WASHINGTON - Last march, actor Jeff Bridges won an Oscar for his role as a down-and-out country music singer in "Crazy Heart."
But his new leading role as the national spokesperson for the childhood anti-hunger campaign No Kids Hungry is the one he calls the most important, one in which all Americans can get involved.
"We've got a lot of issues going on with people and there's a lot of disagreement about it. But ending childhood hunger, everybody can agree that our kids should have a healthy start in life," Bridges said.
The numbers are stark and made all the more painful as the sluggish economy slowly builds from the worst recession in decades.
"Just in the last two years the number of Americans on food stamps has increased from 34 million to 42 million. So eight million Americans added to the food stamp rolls in two years," said Bill Shore, with Share Our Strength, the organization leading the campaign.
Shore said half of those on food stamps are children. He's teamed up with the Hollywood legend to promote awareness and recruit ordinary Americans to help them achieve their goal of ending childhood hunger by 2015.
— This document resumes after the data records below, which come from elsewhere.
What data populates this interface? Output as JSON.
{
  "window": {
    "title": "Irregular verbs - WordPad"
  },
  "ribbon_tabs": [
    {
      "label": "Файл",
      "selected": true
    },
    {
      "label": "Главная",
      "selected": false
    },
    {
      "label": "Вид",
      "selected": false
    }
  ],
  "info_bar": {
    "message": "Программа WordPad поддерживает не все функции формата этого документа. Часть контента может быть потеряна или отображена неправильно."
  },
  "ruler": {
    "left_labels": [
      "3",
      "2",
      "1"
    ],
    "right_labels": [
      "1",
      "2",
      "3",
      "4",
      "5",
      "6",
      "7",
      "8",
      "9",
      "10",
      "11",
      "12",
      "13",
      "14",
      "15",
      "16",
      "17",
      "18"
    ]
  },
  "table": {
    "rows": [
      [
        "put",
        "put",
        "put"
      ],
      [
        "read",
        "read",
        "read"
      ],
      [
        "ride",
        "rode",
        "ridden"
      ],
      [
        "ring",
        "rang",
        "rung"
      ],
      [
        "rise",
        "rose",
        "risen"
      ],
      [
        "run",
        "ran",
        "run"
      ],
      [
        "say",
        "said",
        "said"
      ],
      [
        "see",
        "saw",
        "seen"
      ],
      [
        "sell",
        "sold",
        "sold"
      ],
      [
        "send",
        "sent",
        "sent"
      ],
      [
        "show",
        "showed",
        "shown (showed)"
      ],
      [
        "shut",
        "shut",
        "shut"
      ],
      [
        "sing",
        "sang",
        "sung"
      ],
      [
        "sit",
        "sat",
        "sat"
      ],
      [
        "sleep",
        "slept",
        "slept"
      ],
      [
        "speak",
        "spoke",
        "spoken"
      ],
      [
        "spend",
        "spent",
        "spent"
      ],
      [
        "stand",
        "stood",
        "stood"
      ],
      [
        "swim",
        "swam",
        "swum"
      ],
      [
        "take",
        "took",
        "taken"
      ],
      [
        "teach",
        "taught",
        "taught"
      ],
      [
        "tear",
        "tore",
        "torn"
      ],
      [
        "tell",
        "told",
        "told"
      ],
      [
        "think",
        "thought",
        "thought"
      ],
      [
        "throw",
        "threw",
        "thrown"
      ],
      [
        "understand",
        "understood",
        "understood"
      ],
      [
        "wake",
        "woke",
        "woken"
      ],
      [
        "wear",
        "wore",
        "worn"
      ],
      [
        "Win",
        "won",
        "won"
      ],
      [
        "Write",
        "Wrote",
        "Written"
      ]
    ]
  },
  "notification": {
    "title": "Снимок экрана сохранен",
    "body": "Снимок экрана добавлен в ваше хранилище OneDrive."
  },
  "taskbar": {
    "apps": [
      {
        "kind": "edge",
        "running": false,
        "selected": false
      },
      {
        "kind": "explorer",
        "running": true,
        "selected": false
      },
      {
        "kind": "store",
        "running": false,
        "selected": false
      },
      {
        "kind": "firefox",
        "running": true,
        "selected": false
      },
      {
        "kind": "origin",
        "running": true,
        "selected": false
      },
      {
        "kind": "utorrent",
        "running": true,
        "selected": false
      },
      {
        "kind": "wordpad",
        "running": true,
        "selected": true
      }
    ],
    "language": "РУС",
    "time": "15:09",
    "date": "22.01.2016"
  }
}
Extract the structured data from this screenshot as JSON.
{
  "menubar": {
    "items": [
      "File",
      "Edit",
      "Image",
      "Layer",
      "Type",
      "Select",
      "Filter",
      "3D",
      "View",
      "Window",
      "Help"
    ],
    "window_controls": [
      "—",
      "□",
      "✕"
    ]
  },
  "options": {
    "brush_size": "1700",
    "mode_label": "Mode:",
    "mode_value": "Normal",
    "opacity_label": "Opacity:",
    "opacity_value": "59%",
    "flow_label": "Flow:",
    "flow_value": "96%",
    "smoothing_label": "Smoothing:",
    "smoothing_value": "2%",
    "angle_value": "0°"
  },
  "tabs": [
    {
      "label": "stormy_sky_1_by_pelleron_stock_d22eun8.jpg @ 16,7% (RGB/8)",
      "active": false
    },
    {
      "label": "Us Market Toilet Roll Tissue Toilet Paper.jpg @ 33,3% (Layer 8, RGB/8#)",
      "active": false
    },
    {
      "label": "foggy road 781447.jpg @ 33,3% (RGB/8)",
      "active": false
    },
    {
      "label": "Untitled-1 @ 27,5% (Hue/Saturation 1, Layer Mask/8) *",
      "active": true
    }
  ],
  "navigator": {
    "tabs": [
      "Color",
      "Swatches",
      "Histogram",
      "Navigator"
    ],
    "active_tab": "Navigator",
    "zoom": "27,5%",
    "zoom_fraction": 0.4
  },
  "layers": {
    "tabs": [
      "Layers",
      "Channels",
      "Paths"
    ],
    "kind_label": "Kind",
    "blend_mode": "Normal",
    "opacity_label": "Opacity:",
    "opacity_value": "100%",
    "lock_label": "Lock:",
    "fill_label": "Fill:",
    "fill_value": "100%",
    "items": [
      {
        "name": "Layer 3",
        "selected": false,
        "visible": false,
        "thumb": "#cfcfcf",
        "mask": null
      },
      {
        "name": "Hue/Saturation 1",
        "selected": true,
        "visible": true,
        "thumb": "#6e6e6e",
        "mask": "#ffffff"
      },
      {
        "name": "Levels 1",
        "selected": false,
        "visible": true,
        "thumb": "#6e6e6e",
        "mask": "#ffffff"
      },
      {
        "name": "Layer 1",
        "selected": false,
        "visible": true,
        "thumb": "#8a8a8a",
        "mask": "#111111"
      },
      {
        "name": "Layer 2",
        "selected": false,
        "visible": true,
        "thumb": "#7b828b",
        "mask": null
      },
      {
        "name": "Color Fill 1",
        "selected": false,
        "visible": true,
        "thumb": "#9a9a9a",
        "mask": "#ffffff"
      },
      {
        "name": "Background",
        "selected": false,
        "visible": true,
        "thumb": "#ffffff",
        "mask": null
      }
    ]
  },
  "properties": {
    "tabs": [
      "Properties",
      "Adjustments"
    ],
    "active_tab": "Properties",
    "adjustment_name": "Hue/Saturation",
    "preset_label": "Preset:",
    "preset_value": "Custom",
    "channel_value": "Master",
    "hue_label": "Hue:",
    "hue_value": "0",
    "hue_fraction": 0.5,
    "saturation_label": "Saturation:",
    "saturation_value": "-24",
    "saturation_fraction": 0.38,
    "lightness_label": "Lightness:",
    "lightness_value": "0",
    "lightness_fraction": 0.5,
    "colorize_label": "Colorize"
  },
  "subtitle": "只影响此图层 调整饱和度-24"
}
Helping hungry children is a cause Bridges has been working on for more than 20 years and one that's close to his heart. During the launch of the campaign, the actor got emotional when asked what's the greatest challenge he's faced.
"I'm trying not to break down because it's right here," he said. "Ending childhood hunger in our country. This is the most significant thing that I have ever done."
The No Kid Hungry campaign is working with government, schools, and other volunteers to shrink the gap between kids who are eligible for reduced school meal programs and those who are actually enrolled.
"When we make sure that all 19 million - 100 percent of them - are getting all those meals and food stamps then we'll know we've solved the issue of child hunger," Shore said.
For Bridges, it's about creating the will toward a common goal.
"It's so important because we're talking about creating the kind of world you want to live in and you want your kids and your kids kids to live in," Bridges said. "Far more important than making a film telling some other kind of story. This is real."